28th January 2015 posted in Buyers

When buying a new house it can be easy to get swept away by the charming and characterful look of a place. If the brickwork is crumbling and the paint is starting to peel, you can look at a building and fall in love with its current shabby chic style and dream of ways you can give the property a new lease of life.

Research conducted last year by the Royal Institute of Chartered Surveyors (RICS) found that many buyers end up facing huge repair bills once they have bought a house, just because they don’t fully understand the home buying process.

New homeowners can be faced with a range of different problems when they buy a new property, including subsidence, wood rot and structural defects, especially if the building is quite old. The only person who is fully trained to deal with the issues a property might have is a surveyor.

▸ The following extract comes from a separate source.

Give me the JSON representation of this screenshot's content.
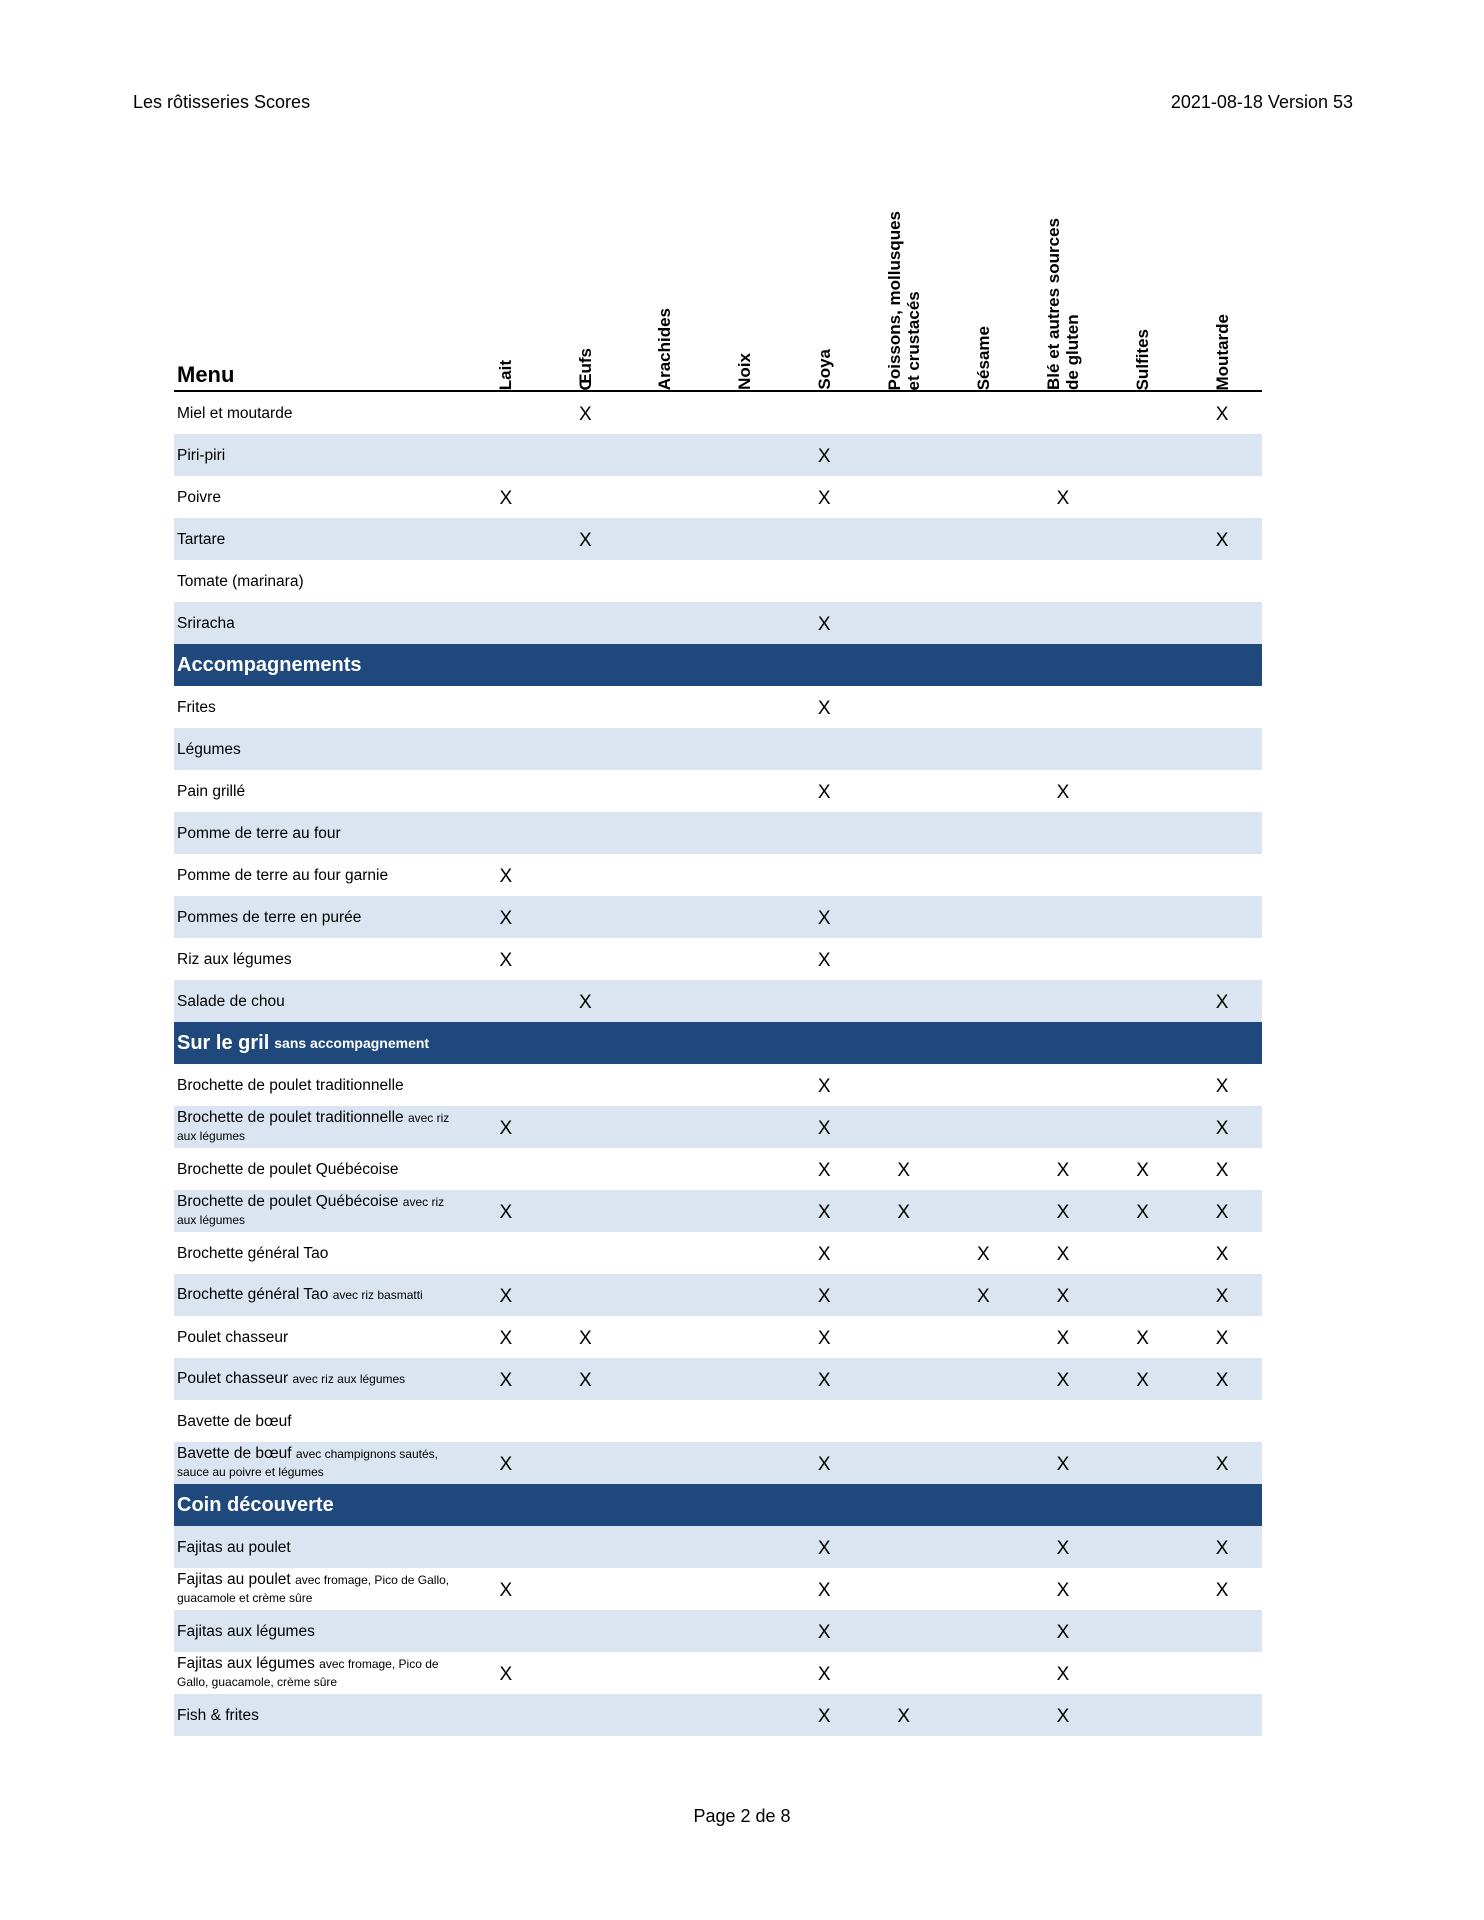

The money spent on a survey could save you thousands of pounds down the line and it could also provide you with ammunition to try and negotiate a reduction on the property’s price. But how do you decide which survey to go with?

Condition Report

This survey will help to give you a complete overview of the property’s condition and will highlight any areas of major concern without going into too much detail. This is a great choice if you are buying a relatively new build that is in a pretty good condition.

A condition report is the cheapest option when it comes to surveys and shouldn’t set you back by more than £100 - £250. You won’t get a property valuation included in the condition report, but if you are buying the house using a mortgage this shouldn’t be a problem, as lenders usually carry out a valuation anyway.

Homebuyer Report

This survey is more detailed than the condition report and is usually done at the same time as the property valuation. You can either have a homebuyer report done independently or you can arrange it through your mortgage provider.

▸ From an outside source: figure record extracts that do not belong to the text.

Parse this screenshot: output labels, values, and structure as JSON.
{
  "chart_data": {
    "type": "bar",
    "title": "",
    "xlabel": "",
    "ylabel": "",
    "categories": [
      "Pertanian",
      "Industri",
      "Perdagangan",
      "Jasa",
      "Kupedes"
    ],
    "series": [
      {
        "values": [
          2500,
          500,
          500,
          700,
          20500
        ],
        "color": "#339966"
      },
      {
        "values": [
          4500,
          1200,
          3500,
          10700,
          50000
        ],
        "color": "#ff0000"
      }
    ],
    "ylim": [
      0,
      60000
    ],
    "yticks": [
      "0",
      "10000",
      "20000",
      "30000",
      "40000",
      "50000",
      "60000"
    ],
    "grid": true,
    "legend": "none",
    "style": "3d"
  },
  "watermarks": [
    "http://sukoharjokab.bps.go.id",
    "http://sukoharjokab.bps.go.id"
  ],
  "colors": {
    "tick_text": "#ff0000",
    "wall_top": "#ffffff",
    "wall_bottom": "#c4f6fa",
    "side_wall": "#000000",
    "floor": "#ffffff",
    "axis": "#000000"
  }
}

The homebuyer report is the most popular survey for buyers interested in a property, as it is suitable for both older home and new builds, and will give you a detailed report on any defects that may affect the value of the property.

The survey costs between £250 - £400 and includes advice on repairs and on-going maintenance that the property may require. If the house you are interested in needs renovating or will have major alterations made to it, then this is not the best survey to choose.

Building Survey

A building survey is particularly useful for large, old or non-traditional properties and for those needing a lot of work or renovation. This comprehensive report will provide interested buyers with a very detailed breakdown of the property’s condition, and will diagnose and provide recommendations on all defects and repairs needed.

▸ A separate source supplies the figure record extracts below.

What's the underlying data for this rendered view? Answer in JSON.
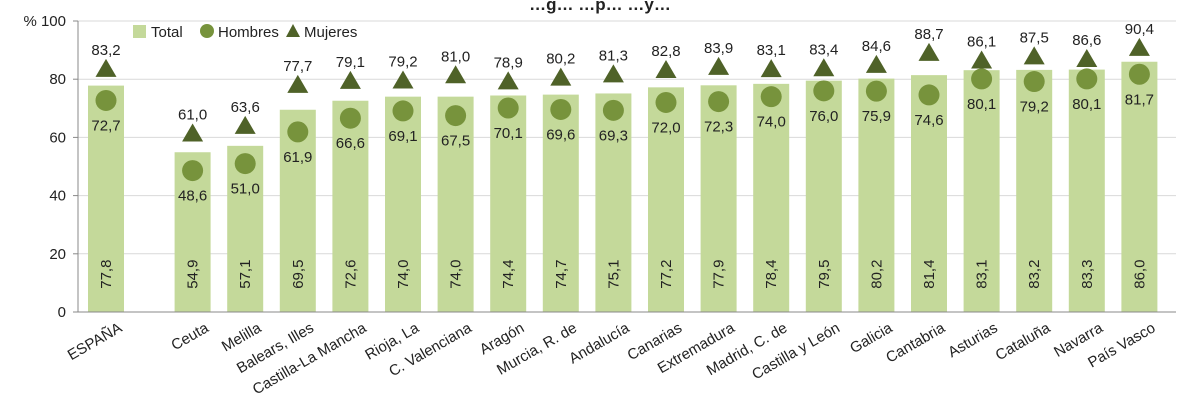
{
  "chart_data": {
    "type": "bar",
    "title": "…g…    …p…    …y…",
    "ylabel": "%",
    "ylim": [
      0,
      100
    ],
    "yticks": [
      0,
      20,
      40,
      60,
      80,
      100
    ],
    "y_top_tick_label": "% 100",
    "grid": true,
    "legend_position": "top-left",
    "decimal_separator": ",",
    "categories": [
      "ESPAÑA",
      "Ceuta",
      "Melilla",
      "Balears, Illes",
      "Castilla-La Mancha",
      "Rioja, La",
      "C. Valenciana",
      "Aragón",
      "Murcia, R. de",
      "Andalucía",
      "Canarias",
      "Extremadura",
      "Madrid, C. de",
      "Castilla y León",
      "Galicia",
      "Cantabria",
      "Asturias",
      "Cataluña",
      "Navarra",
      "País Vasco"
    ],
    "series": [
      {
        "name": "Total",
        "kind": "bar",
        "color": "#c4d99a",
        "values": [
          77.8,
          54.9,
          57.1,
          69.5,
          72.6,
          74.0,
          74.0,
          74.4,
          74.7,
          75.1,
          77.2,
          77.9,
          78.4,
          79.5,
          80.2,
          81.4,
          83.1,
          83.2,
          83.3,
          86.0
        ]
      },
      {
        "name": "Hombres",
        "kind": "circle",
        "color": "#77933c",
        "values": [
          72.7,
          48.6,
          51.0,
          61.9,
          66.6,
          69.1,
          67.5,
          70.1,
          69.6,
          69.3,
          72.0,
          72.3,
          74.0,
          76.0,
          75.9,
          74.6,
          80.1,
          79.2,
          80.1,
          81.7
        ]
      },
      {
        "name": "Mujeres",
        "kind": "triangle",
        "color": "#4f6228",
        "values": [
          83.2,
          61.0,
          63.6,
          77.7,
          79.1,
          79.2,
          81.0,
          78.9,
          80.2,
          81.3,
          82.8,
          83.9,
          83.1,
          83.4,
          84.6,
          88.7,
          86.1,
          87.5,
          86.6,
          90.4
        ]
      }
    ]
  }
}
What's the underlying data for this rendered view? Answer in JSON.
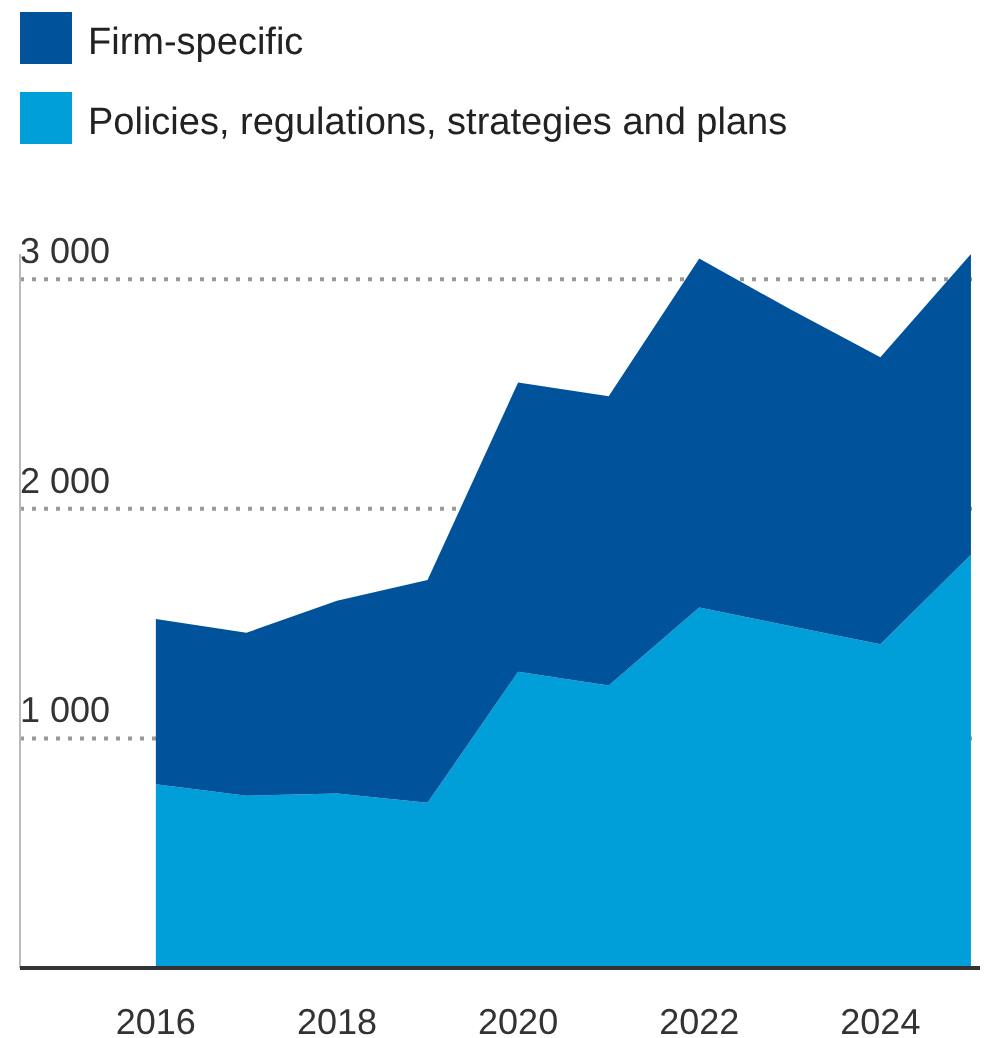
{
  "chart_data": {
    "type": "area",
    "stacked": true,
    "x": [
      2016,
      2017,
      2018,
      2019,
      2020,
      2021,
      2022,
      2023,
      2024,
      2025
    ],
    "series": [
      {
        "name": "Policies, regulations, strategies and plans",
        "color": "#009fda",
        "values": [
          800,
          750,
          760,
          720,
          1290,
          1230,
          1570,
          1490,
          1410,
          1800
        ]
      },
      {
        "name": "Firm-specific",
        "color": "#00539b",
        "values": [
          720,
          710,
          840,
          970,
          1260,
          1260,
          1520,
          1380,
          1250,
          1310
        ]
      }
    ],
    "xlim": [
      2014.5,
      2025.1
    ],
    "xticks": [
      2016,
      2018,
      2020,
      2022,
      2024
    ],
    "ylim": [
      0,
      3110
    ],
    "yticks": [
      {
        "value": 1000,
        "label": "1 000"
      },
      {
        "value": 2000,
        "label": "2 000"
      },
      {
        "value": 3000,
        "label": "3 000"
      }
    ],
    "grid": "y",
    "legend": "top left"
  }
}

The cost of a building survey will depend on how big the property is, but you can usually expect to spend around £1000. A building survey doesn’t usually provide a property valuation, but it will give you all the details you need about the structure of the building to make a decision about whether you want to go ahead and make a purchase or not.

Others

There are a number of other reports that can be carried out on a property you’re interested in buying, such as a damp survey or a timber treatment report, but these may be done as part of the recommendations with the homebuyer report or building survey anyway.

Every property is different, and if there is anything concerning you about a building you’re interested in then it is worth asking an independent specialist to come and take a look before diving in head first and making a purchase.